# converted exterior main lug to j-box



## MattM-NC (Dec 11, 2016)

Hey ya'll,
I just ran a new set of service wires into an old trailer. Previous connection was an RV style cord plugged into a 60 amp main lug outside. New owner wanted permanent underground wired connecting from the meter socket/main lug on a nearby pole to trailer. I was going to replace the old main lug box because it was quite shabby and dangerous, the actual lugs of the main breaker were totally exposed to fingers and starting to rust. 



The old main lug box was completely rusted to the meter socket above, and after several attempts to remove it concluded it was not going to come apart from round meter socket. So I decided to convert it to a j-box, and install the new disconnect below the old one. I removed all components from the old main lug box, I used insulated splices, plus taped them super well like a service drop. I then screwed a metal plate over the front of it so no exposed holes. I labeled it junction box, then also used screws to seal the door, and labeled it junction box. The main disconnect below is clearly labeled main disconnect, and is about 3 1/2 feet above grade. 



Thoughts?


----------



## CTshockhazard (Aug 28, 2009)

Sounds ok to me, but why not also replace the meter can?


If you post a pic we'll really be able to tear it to shreds :wink:.


----------



## Navyguy (Mar 15, 2010)

I think every situation is different. I have on several jobs converted an old fuse panel to a junction box. In Canada you cannot have any splices in the feeder (some exceptions apply), but anything after the main disconnect is good to go.

So if I am reading your post correctly, you extended the service feeder to the new disconnect, which here would not fly, but your rules may be different.

In our rules it sounds like we would have to install a new service; probably using one of these

https://www.gescan.com/products/power-distribution-transformers/t-b-micro-co2-g-20343

As stated, pics would be helpful to understand what the situation is.

Cheers
John


----------



## MattM-NC (Dec 11, 2016)

I didn't replace the meter can because the service drop was still hooked up, so it was still hot. I had spent way too much time trying to get that main box off. Pipe wrenches, a friend, wooden framing, wd40, etc. I felt I needed to get power back to the trailer that day, so the J-box seemed like the next best solution. 

It is only in hindsight that I've felt a little unsure about the j-box solution and wanted to get some other opinions. 

Navyguy, that is my main concern with this. Having a splice before the main disconnect, not sure if that's legit or not. 
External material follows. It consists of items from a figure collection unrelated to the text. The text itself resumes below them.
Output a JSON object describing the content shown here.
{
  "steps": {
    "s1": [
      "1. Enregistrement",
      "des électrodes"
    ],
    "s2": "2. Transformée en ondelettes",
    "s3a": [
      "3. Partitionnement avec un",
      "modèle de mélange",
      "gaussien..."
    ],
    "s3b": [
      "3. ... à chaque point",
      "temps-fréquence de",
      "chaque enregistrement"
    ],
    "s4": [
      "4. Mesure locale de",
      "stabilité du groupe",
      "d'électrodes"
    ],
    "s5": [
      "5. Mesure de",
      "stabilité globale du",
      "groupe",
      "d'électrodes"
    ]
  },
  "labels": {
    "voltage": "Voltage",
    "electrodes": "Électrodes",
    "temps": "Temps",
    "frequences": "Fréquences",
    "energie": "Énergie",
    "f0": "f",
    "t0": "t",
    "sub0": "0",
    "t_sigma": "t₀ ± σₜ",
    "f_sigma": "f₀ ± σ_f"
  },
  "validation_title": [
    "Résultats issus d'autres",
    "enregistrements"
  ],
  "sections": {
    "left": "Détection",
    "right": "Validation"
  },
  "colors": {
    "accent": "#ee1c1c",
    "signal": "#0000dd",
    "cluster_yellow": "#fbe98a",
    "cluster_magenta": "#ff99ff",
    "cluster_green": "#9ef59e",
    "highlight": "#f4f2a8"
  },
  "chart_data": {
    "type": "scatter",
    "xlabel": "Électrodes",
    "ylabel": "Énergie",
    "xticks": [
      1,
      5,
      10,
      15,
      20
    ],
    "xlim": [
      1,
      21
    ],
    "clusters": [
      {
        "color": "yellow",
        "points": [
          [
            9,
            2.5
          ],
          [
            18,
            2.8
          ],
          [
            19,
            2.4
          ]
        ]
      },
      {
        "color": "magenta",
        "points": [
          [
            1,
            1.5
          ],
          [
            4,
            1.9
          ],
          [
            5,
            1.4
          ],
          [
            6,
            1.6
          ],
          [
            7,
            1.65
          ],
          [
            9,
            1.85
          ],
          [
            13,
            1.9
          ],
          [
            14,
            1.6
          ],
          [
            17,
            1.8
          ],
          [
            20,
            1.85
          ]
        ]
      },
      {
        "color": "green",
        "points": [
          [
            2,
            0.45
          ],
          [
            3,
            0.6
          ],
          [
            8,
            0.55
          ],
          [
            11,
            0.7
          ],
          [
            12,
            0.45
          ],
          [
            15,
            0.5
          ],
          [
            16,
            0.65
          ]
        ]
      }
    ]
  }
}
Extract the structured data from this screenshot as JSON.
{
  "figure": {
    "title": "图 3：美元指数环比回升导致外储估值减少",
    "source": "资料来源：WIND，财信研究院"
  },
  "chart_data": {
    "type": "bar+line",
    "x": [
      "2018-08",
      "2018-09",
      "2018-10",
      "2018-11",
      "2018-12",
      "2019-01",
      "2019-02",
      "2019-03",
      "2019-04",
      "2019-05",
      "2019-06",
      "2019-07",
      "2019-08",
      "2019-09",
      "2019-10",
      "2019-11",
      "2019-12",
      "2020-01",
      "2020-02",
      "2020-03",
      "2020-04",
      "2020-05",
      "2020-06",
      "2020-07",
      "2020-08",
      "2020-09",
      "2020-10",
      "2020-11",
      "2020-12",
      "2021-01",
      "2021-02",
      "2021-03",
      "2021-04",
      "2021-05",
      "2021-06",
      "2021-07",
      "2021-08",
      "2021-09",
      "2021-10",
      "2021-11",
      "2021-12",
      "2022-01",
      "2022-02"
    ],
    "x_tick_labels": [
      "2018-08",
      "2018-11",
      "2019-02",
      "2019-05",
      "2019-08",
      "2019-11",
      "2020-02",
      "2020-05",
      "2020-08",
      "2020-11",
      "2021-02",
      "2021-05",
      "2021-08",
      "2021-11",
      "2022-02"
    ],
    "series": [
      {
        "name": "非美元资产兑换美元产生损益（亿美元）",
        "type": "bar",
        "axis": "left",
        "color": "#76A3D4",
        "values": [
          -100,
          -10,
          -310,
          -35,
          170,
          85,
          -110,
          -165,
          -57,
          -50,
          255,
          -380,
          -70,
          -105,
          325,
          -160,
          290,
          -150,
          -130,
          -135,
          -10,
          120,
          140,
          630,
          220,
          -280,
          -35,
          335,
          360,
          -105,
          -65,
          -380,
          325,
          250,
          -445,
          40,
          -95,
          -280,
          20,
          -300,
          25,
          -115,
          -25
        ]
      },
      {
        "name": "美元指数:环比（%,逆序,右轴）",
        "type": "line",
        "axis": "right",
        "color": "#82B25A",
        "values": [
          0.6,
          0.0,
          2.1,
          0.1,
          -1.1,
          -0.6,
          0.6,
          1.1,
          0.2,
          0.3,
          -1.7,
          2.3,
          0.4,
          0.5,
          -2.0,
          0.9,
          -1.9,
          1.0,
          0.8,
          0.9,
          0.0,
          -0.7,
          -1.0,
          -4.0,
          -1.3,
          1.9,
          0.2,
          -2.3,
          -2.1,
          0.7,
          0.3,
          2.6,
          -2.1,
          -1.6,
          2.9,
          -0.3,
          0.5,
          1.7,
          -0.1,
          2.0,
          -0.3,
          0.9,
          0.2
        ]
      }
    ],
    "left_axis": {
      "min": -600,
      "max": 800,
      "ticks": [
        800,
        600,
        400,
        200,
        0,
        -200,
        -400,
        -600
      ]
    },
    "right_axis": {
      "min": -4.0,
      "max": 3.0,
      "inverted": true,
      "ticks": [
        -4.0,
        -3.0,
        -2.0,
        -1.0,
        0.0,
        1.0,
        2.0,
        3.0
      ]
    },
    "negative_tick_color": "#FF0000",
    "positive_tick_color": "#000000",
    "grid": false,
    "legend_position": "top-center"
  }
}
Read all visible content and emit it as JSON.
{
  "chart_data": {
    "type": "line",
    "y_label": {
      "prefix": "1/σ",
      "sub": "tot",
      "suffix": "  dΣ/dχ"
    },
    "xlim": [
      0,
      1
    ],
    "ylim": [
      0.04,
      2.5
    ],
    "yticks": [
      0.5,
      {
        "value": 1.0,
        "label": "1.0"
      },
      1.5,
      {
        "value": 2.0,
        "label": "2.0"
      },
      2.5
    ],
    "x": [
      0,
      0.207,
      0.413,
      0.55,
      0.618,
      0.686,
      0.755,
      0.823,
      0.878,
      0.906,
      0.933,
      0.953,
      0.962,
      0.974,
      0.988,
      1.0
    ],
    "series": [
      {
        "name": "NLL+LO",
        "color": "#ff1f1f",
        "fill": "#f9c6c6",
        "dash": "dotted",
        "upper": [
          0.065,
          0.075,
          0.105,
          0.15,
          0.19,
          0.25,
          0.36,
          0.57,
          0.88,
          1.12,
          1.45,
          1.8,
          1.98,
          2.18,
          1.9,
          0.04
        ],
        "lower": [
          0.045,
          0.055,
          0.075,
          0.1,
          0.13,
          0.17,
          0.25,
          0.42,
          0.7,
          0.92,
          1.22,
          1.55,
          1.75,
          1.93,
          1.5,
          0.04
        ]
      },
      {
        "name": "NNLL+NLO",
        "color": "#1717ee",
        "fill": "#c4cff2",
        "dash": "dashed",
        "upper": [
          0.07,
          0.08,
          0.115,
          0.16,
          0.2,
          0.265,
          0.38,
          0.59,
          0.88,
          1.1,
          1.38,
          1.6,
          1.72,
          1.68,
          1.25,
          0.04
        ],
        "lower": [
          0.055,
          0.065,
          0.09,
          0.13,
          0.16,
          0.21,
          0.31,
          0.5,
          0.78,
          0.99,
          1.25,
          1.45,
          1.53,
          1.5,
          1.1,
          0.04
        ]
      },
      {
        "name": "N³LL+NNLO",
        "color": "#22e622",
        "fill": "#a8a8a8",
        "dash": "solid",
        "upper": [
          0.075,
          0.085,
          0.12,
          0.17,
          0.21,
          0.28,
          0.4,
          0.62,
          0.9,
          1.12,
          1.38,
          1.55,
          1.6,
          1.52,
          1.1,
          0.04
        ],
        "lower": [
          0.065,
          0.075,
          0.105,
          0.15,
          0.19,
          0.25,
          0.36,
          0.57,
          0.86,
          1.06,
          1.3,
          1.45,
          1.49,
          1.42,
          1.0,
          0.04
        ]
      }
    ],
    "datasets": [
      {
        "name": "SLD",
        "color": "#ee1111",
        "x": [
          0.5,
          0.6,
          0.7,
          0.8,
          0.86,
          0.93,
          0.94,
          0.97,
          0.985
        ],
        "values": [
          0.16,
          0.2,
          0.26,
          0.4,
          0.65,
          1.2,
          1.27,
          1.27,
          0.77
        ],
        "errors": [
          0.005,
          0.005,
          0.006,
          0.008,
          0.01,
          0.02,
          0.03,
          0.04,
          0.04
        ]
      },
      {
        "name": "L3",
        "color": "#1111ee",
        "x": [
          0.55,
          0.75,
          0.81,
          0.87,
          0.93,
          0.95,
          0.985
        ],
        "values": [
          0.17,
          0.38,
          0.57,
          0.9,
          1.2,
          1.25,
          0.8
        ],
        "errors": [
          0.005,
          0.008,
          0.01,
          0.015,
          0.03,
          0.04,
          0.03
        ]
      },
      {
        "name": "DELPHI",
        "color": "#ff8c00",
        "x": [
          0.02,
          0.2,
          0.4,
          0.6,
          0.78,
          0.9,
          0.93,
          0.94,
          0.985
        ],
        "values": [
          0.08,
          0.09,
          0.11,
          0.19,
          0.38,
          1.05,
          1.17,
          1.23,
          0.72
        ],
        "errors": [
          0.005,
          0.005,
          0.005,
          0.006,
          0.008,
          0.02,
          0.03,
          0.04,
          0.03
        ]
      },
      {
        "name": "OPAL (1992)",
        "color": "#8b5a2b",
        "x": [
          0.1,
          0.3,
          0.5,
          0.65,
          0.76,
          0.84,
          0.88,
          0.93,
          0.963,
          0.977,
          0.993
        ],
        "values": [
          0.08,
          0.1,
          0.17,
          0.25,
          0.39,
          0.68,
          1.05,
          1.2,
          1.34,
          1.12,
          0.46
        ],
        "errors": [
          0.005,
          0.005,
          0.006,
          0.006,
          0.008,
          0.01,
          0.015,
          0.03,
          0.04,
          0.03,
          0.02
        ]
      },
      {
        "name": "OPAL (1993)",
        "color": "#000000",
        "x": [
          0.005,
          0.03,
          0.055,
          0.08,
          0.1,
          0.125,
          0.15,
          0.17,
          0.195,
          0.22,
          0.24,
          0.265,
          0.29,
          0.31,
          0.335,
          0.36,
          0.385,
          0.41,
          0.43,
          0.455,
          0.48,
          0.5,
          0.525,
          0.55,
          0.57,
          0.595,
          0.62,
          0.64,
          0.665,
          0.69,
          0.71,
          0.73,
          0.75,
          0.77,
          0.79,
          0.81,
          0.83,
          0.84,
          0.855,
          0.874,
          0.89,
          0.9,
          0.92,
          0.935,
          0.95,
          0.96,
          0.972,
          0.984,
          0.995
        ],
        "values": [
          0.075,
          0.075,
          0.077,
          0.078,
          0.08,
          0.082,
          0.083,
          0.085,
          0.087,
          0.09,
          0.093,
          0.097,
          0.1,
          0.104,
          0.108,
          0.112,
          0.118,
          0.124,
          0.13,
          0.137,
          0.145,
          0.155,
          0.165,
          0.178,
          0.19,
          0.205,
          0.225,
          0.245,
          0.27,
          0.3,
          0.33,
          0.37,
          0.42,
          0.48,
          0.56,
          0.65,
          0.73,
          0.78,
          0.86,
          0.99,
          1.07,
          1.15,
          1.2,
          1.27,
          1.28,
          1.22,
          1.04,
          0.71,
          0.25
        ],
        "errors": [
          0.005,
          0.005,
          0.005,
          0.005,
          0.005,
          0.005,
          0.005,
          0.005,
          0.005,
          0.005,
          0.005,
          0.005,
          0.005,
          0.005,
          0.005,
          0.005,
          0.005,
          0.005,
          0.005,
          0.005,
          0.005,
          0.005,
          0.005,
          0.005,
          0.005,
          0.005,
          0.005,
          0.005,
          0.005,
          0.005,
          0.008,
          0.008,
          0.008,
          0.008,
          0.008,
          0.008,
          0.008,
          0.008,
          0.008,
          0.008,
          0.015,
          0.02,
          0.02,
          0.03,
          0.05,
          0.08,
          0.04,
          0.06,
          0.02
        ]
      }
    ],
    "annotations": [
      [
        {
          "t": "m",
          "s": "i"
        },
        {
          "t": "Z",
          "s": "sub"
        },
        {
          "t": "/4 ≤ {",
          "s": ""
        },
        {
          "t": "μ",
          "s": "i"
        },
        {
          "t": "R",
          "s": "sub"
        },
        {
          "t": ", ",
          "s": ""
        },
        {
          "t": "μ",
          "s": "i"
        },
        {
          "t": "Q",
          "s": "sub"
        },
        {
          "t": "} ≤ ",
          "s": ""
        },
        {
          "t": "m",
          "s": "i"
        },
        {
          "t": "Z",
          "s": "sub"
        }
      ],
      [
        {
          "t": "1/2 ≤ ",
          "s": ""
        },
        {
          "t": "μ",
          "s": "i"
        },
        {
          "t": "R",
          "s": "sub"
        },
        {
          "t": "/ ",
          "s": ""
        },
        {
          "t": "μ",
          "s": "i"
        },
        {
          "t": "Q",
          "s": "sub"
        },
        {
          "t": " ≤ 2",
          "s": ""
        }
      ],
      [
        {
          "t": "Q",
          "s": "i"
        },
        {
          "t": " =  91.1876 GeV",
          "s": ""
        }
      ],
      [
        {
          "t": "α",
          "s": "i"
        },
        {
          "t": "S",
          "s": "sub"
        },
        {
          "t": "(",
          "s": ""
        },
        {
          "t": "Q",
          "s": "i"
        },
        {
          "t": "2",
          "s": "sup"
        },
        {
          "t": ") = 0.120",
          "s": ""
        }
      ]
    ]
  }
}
One picture is of the first j-box, and it should be clear and why I wanted to replace it. (the main request from the property owner was to run power to the trailer underground, instead of having that plug cord just laying on the ground.) second picture is final product.


Sorry pictures are sideways!


----------



## Navyguy (Mar 15, 2010)

For us in Canada and specifically in Ontario, we would not be allowed to do that without getting the meter pulled or the service disconnected.

I know many states have different rules / policies for that; we are pretty hard over on that issue and could lose our tickets for that.

Cheers
John


----------



## MattM-NC (Dec 11, 2016)

Well, the main thing i'm curious about is the legitimacy of that splice. At this point I'm feeling better about it. The code book seems to okay it, as far as I can interpret. 



230.46
Service entarnce conductors shall be permitted to be spliced or tapped in accordance with 110.14, 300.5(e), 300.13, and 300.15


Also, two different electrician friends of mine have told me it's okay to splice service entrance wire as long as its outside a house or building, enclosed, and the box is bonded.


----------



## Navyguy (Mar 15, 2010)

Good. We have exceptions too. In this example however the exceptions would not be considered because there would have been a requirement to disconnect the service to do the work.

Sometimes I wish we had the ability to do our own disconnects / reconnects or meter pulls; we did back in the day with some utilities, but no more.

Cheers
John


----------



## CTshockhazard (Aug 28, 2009)

*Thanks for pic.*

Looks good, given the scenario, I can't say I'd have done it any different.


----------



## 99cents (Aug 20, 2012)

Navyguy said:


> Good. We have exceptions too. In this example however the exceptions would not be considered because there would have been a requirement to disconnect the service to do the work.
> 
> Sometimes I wish we had the ability to do our own disconnects / reconnects or meter pulls; we did back in the day with some utilities, but no more.
> 
> ...


Yeah, we need to call for a disconnect/reconnect and they would tell us to get rid of the old, round meter socket. It would mean starting fresh, no other options.


----------



## joebanana (Dec 21, 2010)

Navyguy said:


> Good. We have exceptions too. In this example however the exceptions would not be considered because there would have been a requirement to disconnect the service to do the work.
> 
> Sometimes I wish we had the ability to do our own disconnects / reconnects or meter pulls; we did back in the day with some utilities, but no more.
> 
> ...


 We used to also, until Edison started with the heavy duty vandal proof lock rings on the meters, with the "special key" the guys have to sign their lives away for.
I've heard a rumor you can bootleg those keys with a modified drywall screw.


----------



## readydave8 (Sep 20, 2009)

not always but occasionally

if I can't get hub off nipple

sometimes able to get hub loose from existing can and attach new can to hub

so it's removing 4 screws instead of battling seized pipe threads

I think there have been some that screws wouldn't turn and I grinded the heads off


----------